Energy–Mass Transfer in Photothermal Desalination: Multi‐Scale Innovations and Distributed Water Solutions toward Sustainability

In response to the dual challenges posed by global water scarcity and carbon neutrality targets, conventional desalination technologies struggle to satisfy the requirements of high energy consumption and inherent limitations associated with centralized water supply systems. Within this context, interfacial solar steam evaporation (ISSE) technology has emerged as a promising solution to mitigate the uneven spatial and temporal distribution of water resources, owing to its advantages of highly efficient photothermal conversion, zero carbon emissions, and modular design. Although ISSE has been developed for tens of years, there are still many challenges to be faced, from fundamental research to practical applications. It is noticed that the energy conversion and mass transport are the core issues in multi‐scale levels of ISSE, no matter of the material design or the system assembly, and the optimization of them is beneficial for the whole process of ISSE. Herein, the research progress is tried to understand and summarize from the material chosen, structural architecture, and system integration with the view of energy and mass transfer.

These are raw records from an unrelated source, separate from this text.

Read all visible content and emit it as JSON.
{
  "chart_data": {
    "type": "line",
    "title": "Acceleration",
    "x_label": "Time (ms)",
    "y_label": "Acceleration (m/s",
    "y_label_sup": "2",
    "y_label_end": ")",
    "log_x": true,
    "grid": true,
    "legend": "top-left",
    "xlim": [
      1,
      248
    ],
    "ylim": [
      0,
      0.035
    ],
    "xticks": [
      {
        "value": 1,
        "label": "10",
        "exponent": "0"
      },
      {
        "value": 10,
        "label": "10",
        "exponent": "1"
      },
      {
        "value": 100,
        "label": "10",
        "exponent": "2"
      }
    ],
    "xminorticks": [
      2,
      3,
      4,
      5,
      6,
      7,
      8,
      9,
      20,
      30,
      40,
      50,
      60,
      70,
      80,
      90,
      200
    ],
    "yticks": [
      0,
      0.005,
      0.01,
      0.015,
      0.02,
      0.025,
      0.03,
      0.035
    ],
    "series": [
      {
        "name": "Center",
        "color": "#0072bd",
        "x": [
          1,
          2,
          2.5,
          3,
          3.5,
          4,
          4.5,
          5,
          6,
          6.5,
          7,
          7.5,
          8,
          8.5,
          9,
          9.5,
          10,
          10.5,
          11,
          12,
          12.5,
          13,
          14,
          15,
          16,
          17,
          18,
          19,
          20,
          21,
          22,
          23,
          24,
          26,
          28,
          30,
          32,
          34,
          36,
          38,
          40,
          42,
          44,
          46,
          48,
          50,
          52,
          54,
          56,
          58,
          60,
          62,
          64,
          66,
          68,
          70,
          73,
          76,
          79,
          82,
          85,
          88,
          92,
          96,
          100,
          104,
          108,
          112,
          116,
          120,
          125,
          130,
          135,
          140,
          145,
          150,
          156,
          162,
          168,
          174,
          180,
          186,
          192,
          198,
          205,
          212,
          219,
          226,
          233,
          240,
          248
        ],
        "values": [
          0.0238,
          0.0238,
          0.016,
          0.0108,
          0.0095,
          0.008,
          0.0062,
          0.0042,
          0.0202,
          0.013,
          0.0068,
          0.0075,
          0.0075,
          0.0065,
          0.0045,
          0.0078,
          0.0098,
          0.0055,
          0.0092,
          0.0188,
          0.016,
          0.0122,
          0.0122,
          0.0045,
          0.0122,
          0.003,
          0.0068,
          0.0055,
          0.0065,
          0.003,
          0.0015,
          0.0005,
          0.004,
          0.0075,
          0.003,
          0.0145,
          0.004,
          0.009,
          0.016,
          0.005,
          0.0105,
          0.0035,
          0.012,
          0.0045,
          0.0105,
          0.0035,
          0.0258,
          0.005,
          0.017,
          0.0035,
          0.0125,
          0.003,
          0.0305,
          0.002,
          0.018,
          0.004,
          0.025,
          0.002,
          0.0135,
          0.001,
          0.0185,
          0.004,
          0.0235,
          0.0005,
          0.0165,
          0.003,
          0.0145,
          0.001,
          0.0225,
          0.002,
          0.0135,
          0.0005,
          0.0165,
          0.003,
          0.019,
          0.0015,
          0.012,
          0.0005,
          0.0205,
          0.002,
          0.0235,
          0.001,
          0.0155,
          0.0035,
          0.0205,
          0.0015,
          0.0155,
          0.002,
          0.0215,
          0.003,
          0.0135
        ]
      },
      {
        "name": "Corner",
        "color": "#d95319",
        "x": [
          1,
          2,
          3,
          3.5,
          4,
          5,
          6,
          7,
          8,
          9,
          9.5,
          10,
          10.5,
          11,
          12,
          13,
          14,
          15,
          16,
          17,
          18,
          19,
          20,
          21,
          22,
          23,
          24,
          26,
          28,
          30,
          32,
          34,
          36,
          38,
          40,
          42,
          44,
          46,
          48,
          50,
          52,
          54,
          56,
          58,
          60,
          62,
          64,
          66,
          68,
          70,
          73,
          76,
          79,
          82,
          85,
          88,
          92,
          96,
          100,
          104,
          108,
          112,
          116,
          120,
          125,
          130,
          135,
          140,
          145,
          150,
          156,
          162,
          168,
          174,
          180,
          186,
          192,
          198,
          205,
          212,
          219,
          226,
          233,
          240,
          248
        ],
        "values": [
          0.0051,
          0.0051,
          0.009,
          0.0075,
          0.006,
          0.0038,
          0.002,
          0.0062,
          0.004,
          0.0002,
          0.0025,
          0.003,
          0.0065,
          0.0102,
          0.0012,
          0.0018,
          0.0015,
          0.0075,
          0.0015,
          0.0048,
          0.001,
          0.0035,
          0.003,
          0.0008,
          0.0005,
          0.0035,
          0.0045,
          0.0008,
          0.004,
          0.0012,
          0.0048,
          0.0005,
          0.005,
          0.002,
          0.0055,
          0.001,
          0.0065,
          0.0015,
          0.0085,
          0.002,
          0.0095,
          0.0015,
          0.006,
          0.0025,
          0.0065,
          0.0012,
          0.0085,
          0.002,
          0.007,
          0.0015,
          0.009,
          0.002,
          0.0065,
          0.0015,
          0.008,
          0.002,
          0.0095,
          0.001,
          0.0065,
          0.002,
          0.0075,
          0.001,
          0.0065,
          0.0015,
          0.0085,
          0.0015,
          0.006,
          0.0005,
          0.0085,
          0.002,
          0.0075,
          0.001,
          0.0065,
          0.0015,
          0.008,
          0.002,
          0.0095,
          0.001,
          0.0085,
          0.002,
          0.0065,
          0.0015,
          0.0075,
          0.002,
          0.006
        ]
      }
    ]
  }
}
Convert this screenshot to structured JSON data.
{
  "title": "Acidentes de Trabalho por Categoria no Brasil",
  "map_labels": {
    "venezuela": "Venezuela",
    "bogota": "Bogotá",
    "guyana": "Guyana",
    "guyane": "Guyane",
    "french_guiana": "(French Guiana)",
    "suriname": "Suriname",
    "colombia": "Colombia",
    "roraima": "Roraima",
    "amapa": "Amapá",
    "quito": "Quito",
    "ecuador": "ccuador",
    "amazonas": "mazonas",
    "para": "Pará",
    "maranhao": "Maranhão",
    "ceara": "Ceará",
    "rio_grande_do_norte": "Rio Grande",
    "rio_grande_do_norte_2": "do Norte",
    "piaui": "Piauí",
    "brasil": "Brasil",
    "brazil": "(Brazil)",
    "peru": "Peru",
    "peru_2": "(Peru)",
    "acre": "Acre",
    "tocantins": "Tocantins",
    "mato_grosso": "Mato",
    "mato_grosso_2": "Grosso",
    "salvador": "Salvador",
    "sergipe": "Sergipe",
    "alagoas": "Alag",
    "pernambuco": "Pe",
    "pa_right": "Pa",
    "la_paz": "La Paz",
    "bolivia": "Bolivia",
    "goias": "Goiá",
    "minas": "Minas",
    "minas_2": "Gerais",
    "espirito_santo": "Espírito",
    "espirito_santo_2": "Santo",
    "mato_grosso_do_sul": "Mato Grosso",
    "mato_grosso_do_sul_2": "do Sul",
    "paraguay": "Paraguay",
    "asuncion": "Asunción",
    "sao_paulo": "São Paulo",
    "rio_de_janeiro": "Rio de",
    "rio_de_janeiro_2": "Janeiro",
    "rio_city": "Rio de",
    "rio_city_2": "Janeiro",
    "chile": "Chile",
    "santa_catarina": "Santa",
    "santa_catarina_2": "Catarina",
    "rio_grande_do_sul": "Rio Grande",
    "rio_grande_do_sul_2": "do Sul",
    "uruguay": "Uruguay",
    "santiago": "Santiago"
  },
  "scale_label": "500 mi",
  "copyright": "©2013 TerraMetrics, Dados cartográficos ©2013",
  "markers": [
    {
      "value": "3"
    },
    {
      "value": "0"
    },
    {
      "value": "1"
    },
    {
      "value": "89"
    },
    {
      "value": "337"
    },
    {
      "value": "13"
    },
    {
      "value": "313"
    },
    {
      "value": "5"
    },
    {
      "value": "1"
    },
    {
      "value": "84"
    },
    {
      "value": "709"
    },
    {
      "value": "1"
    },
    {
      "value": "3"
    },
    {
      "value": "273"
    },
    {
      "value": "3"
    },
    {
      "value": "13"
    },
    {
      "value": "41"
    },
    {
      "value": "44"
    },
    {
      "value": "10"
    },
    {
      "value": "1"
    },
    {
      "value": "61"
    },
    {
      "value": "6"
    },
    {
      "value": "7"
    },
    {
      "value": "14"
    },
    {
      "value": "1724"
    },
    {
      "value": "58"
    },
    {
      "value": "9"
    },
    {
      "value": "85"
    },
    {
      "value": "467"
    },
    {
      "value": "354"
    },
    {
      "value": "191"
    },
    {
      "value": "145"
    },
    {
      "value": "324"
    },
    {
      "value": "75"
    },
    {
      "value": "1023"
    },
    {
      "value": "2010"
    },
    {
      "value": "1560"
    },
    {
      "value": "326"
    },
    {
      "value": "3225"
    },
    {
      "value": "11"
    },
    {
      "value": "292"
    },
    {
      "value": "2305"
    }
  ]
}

Furthermore, the successful integration of thermoelectric conversion, simultaneous water–hydrogen cogeneration, and metal salt recovery has concurrently enhanced the efficiency of energy utilization. Furthermore, a collaborative operation framework integrating discrete water networks and ISSE technology has been predicted. Through AI empowerment and modularized design, it eventually forms a smart water cycle system with the trinity of “water collection‐purification‐cogeneration.” At the end of this review, the thoughts on the development of ISSE are also provided.